One of the results for which Grandi is best known today is his definition of the rodonea curve. Rodonea is the Latin for rose and Grandi first defined these curves in December 1713 in a letter he wrote to Leibniz. He did not publish his results on these curves until ten years after this when he published the paperHandful or bouquet of geometrical roses in the Philosophical Transactions of the Royal Society of London. He expanded the material on these curves in Flores geometrici ex Rhodonearum, et Cloeliarum curvarum descriptione resultantes (1728). In the same work he defines the clelie curve which, like the rodonea curve, he had first mentioned in a letter to Leibniz in 1713. He named the curve after Countess Clelia Borromeo and dedicated his book to her. If the longitude and colatitude of a point P on a sphere is denoted by θ and φ and if P moves so that θ = m φ, where m is a constant, then the locus of P is a clelie. Grandi also applied the term "clelies" to the curves determined by certain trigonometric equations involving the sine function
a sin θ = b sin m φ
a sin θ = a - b sin m φ
The Flores geometrici was, as can be seen from the title, a Latin text. However, Grandi wanted this work to be more widely read than just by scholars so, in 1729, he produced an Italian version of the work which contained additional explanations and proofs.
Grandi now travelled much, often undertaking practical work on hydraulics and was sometimes in Rome where he advised the Pope Clement XII on calendar reform. He also undertook projects writing biographies of religious figures. However, he did not neglect mathematics, publishing an Italian version of Euclid'sElements in 1731 and a series of works on mechanics Instituzioni meccaniche (1739), arithmetic Instituzioni di aritmetica pratica (1740) and geometry Instituzioni geometriche (1741). However, by this time he was suffering from severe health problems. From 1737 he began to suffer from memory loss, clearly a form of dementia, and realising that he did not have too long left, he hurried to produce his final publications.
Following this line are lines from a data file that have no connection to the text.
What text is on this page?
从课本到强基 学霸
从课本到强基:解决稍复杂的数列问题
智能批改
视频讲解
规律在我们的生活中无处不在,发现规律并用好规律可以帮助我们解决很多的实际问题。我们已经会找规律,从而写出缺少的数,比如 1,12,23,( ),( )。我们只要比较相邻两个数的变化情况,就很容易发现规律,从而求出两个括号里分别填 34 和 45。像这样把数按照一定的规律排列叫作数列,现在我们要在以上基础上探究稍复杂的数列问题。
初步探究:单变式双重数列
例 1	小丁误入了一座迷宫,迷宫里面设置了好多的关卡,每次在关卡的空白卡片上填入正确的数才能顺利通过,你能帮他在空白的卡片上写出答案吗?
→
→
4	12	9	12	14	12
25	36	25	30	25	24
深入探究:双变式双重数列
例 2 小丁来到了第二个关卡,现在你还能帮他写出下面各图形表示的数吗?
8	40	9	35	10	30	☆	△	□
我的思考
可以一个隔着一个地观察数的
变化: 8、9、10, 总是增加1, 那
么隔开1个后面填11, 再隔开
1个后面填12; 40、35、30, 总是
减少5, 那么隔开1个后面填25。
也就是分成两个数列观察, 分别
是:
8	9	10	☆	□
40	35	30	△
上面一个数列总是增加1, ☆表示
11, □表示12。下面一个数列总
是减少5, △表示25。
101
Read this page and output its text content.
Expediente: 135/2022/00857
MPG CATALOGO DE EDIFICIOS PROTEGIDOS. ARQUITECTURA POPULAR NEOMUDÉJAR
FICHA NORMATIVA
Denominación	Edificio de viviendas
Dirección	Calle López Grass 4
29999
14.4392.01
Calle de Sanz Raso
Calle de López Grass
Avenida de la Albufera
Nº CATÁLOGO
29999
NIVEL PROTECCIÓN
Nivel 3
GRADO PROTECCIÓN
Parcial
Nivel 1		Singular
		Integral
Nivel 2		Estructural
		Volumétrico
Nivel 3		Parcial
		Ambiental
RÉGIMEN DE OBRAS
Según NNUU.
By late 1740 his mind had almost completely gone although he still managed to dictate a letter in the early part of 1741. In May 1742 his physical health also became a serious issue and on 26 June he collapsed in the church attached to the monastery in which he lived. He died about a week later and was buried in the monastery church in a tomb with a marble bust by the sculptor Giovanni Baratta (1670-1747) and an inscription by Father A Forzoni, one of Grandi's students.